The topic on most people's lips at the recent Frankfurt Book Fair (October 15-19) was not the latest literary sensation, but rumours about the extraordinary saga at London talent agency Peters Fraser Dunlop (PFD).

Caroline Michel, the company's beleaguered chief executive, cancelled her visit to Frankfurt at the last minute, still trying to prevent an exodus of senior agents who are disgruntled at the failure of their management buyout bid. But all the senior agents - including film specialists Anthony Jones, Maureen Vincent and St John Donald - have handed in their resignations and are determined to launch a new company, United Agents, in January 2008.

Aside from the PFD gossip, Frankfurt headlines were led by celebrity memoirs from the likes of Roger Moore, Keith Richards, Jerry Hall, The Clash, Twiggy and David Byrne.

But the richest film adaptation potential lies in fiction, where independent publishers made headway. UK indie Beautiful Books made its first US rights deal, selling 20-year-old Cambridge University student Christiana Spens' The Wrecking Ball to Harper. The novel is about "bright young things who live for parties and drugs".

Meanwhile, fellow UK house Old Street Publishing sold Gianrico Carofiglio's The Past Is A Foreign Country to New York's Thomas Dunne Books. The detective novel, by an Italian anti-mafia prosecutor, is said to be a psychological thriller in the vein of Patricia Highsmith.

Peter Leonard, son of crime-writing legend Elmore Leonard, is following in his father's footsteps. Faber bought UK and Commonwealth rights to his debut novel Quiver - a thriller about bounty hunters - through Charles Buchan at the Wylie Agency.

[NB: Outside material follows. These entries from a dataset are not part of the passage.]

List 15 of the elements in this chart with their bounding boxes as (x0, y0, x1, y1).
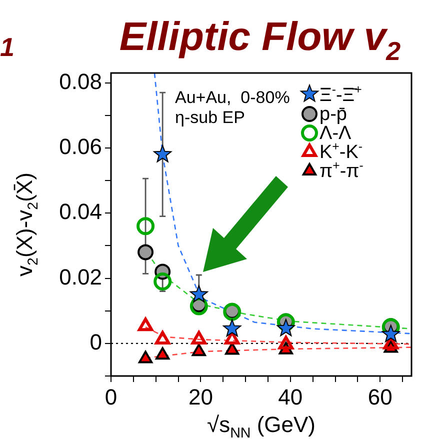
legend-label: p-p̄ (320, 104, 347, 125)
text: 1 (0, 32, 14, 62)
y-tick-label: 0.02 (59, 264, 102, 290)
y-tick-label: 0.08 (59, 68, 102, 94)
annotation: η-sub EP (175, 108, 245, 127)
annotation: Au+Au, 0-80% (175, 88, 290, 107)
y-axis-title: v2(X)-v2(X̄) (12, 172, 42, 276)
y-tick-label: 0.04 (59, 199, 102, 224)
line-series (154, 73, 412, 334)
y-tick-label: 0.06 (59, 134, 102, 159)
x-tick-label: 60 (368, 384, 392, 410)
x-tick-label: 40 (278, 384, 303, 410)
x-tick-label: 20 (188, 384, 213, 410)
y-tick-label: 0 (90, 329, 102, 354)
x-tick-label: 0 (104, 384, 118, 410)
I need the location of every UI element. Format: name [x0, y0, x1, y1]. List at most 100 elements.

In a similar vein, Quercus snapped up rights to a new crime series by emerging UK writer Martin Walker: Bruno, Chief Of Police is said to be in the style of Alexander McCall Smith. His agent is Caroline Wood at the Felicity Bryan Agency UK.

Matthew Plampin's debut historical novel The Street Philosopher, set during the Crimean War and in Victorian Manchester, went to HarperCollins UK. Agent Euan Thorneycroft at AM Heath pitches the book as an "epic story of love, madness, intrigue and revenge".

Frankfurt is a truly global show, so manuscripts were circulating from new authors from around the world. Malaysian debut novelist Preeta Samarasan's Evening Is The Whole Day was sold to Fourth Estate UK, HarperCollins India and 10 other territories in heated auctions; the agent is Isobel Dixon at Blake Friedman in London.

In children's books there were three properties making waves: Intelligencer, a time travel series by duo Andrew Prentice and Jonathan Weil (Catherine Clarke at Felicity Bryan sold world rights to legendary Oxford editor David Fickling); dystopian fantasy Roar (Sophie Hicks at Ed Victor sold US and UK rights to Barry Cunningham of Chicken House); and The Strangest Adventures, a commercial fantasy trilogy by 15-year-old Australian writer Alexandra Adornetto (contact HarperCollins Australia).

- Joel Rickett is deputy editor of The Bookseller.